91Ó°ÊÓ

In wave motion, the transverse speed represents the rate at which a point on a wave moves up and down, horizontally across a medium. This movement is perpendicular to the direction of wave propagation. To find the transverse speed of a wave described by the function \(y(x, t)=(15.0 \, \text{cm}) \cos (\pi x-15 \pi t)\), we need to take the derivative of this wave function with respect to time \(t\). The formula is simple to understand. Derivating the function with respect to \(t\) gives us the transverse speed:

• \(\frac{\partial y}{\partial t} = -15 \pi \times 15.0 \, \text{cm} \times \sin(\pi x - 15\pi t)\),

which indicates how fast the point moves across time. The speed will be negative or positive depending on the direction of the movement.By understanding this concept, you can grasp how the speed is determined by oscillation within the wave, calculated using the partial derivative of the wave function.

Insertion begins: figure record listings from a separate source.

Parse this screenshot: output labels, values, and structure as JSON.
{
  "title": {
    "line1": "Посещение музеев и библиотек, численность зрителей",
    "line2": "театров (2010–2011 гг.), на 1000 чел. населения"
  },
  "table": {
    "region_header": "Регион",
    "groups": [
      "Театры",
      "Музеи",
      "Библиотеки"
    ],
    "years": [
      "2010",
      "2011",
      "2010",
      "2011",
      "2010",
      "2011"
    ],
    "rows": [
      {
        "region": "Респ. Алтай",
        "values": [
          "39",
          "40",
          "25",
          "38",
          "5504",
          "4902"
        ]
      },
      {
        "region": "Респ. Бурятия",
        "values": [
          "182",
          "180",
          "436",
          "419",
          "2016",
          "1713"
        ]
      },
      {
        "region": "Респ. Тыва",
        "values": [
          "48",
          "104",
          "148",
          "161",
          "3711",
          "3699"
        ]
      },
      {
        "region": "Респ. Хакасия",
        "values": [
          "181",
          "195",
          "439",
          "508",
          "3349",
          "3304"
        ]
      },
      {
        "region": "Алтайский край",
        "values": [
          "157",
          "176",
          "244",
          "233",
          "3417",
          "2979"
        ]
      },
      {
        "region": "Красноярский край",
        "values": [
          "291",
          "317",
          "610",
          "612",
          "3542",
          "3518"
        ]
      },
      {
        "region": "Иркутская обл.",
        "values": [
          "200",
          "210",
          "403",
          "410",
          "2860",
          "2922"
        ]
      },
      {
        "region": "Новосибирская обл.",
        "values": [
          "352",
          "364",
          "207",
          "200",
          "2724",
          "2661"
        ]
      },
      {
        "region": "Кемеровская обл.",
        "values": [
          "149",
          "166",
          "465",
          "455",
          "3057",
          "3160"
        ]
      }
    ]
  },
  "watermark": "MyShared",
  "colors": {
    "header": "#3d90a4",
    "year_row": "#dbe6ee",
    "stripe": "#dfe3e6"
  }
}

The wave equation is a cornerstone in physics, providing a mathematical description of how wave phenomena manifest in different mediums. In this context, the wave equation yields a pattern to describe a vibrating string. The general form of the wave equation for a stretched string is given by:

• \(y(x, t) = A \cos(kx - \omega t)\)

where \(A\) stands for amplitude, \(k\) for wave number, and \(\omega\) for angular frequency.In the given problem, \(y(x, t) = (15.0 \, \text{cm}) \cos(\pi x - 15\pi t)\) represents a traveling wave where the maximum amplitude is 15.0 cm. The terms \(\pi x\) and \(15\pi t\) play crucial roles:

• \(\pi\) signifies the wave number \(k\). It determines how many complete wave cycles fit into a given length.
• \(15\pi\) links to \(\omega\), describing how quickly the wave oscillates over time.

The wave equation can be solved to find quantities such as maximum displacement, speed, or period of the wave.

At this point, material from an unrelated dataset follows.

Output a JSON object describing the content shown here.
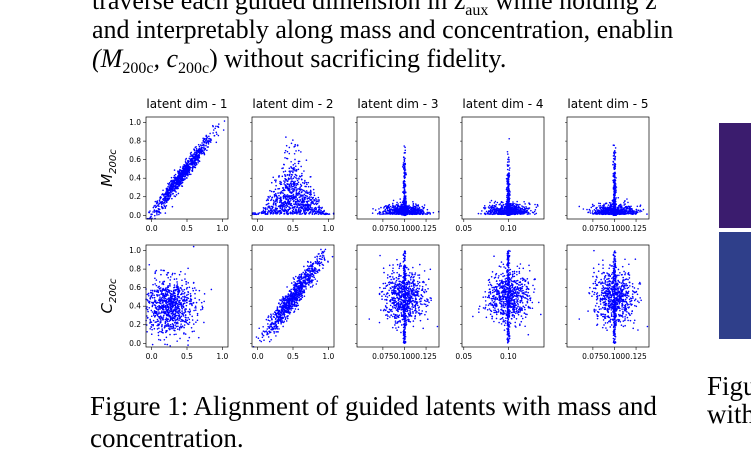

Partial derivatives are an essential tool in calculus, especially when dealing with functions of multiple variables. In the context of wave motion, they help us explore how wave functions change over space \(x\) and time \(t\).For the wave function \(y(x, t) = (15.0 \, \text{cm}) \cos(\pi x - 15\pi t)\), we calculate the following partial derivatives:

• \(\frac{\partial y}{\partial x}\): This indicates how the wave displacement \(y\) changes with respect to position \(x\).
• \(\frac{\partial y}{\partial t}\): This tells us how the wave displacement \(y\) changes over time, which is related to the transverse speed.

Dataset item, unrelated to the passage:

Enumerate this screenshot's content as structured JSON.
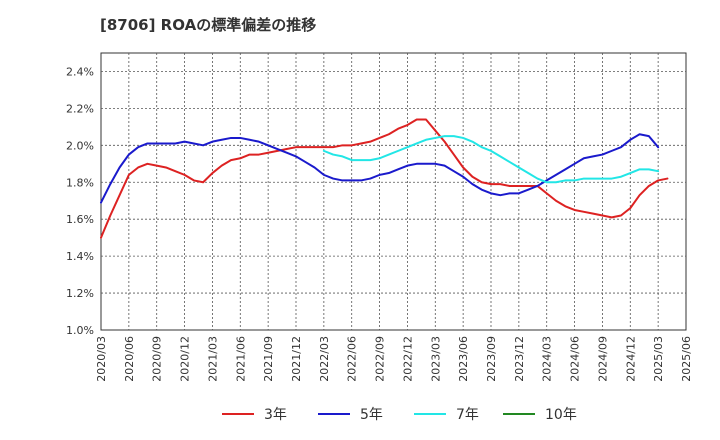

In this exercise, focusing on the partial derivative with respect to time provides insight into the wave's movement across the medium (transverse speed). Remember, a partial derivative hones in on how one variable changes while holding others constant, allowing a closer look at the dynamics involved.

Wave function analysis involves dissecting the wave equation to identify crucial characteristics like amplitude, frequency, period, wave speed, and more. For the function \(y(x, t)=(15.0 \, \text{cm}) \cos(\pi x-15 \pi t)\), let's break down each component:

• Amplitude (A): The amplitude of the wave, here 15.0 cm, shows the maximum displacement from the equilibrium position.
• Wave Number (k): Given by \(\pi\), it signifies the spatial frequency of the wave, indicating how many wavelengths fit into a unit distance.
• Angular Frequency (\(\omega\)): Represented by \(15\pi\), it defines how fast the wave oscillates over time.
• Phase (\(\theta\)): The term inside the cosine, \(\pi x - 15\pi t\), describes the phase of the wave, crucial in determining the wave's precise value at any point \((x, t)\).

Analyzing such a function is vital in understanding the behavior of waves, noting how changes in variables affect the wave's shape, speed, and direction.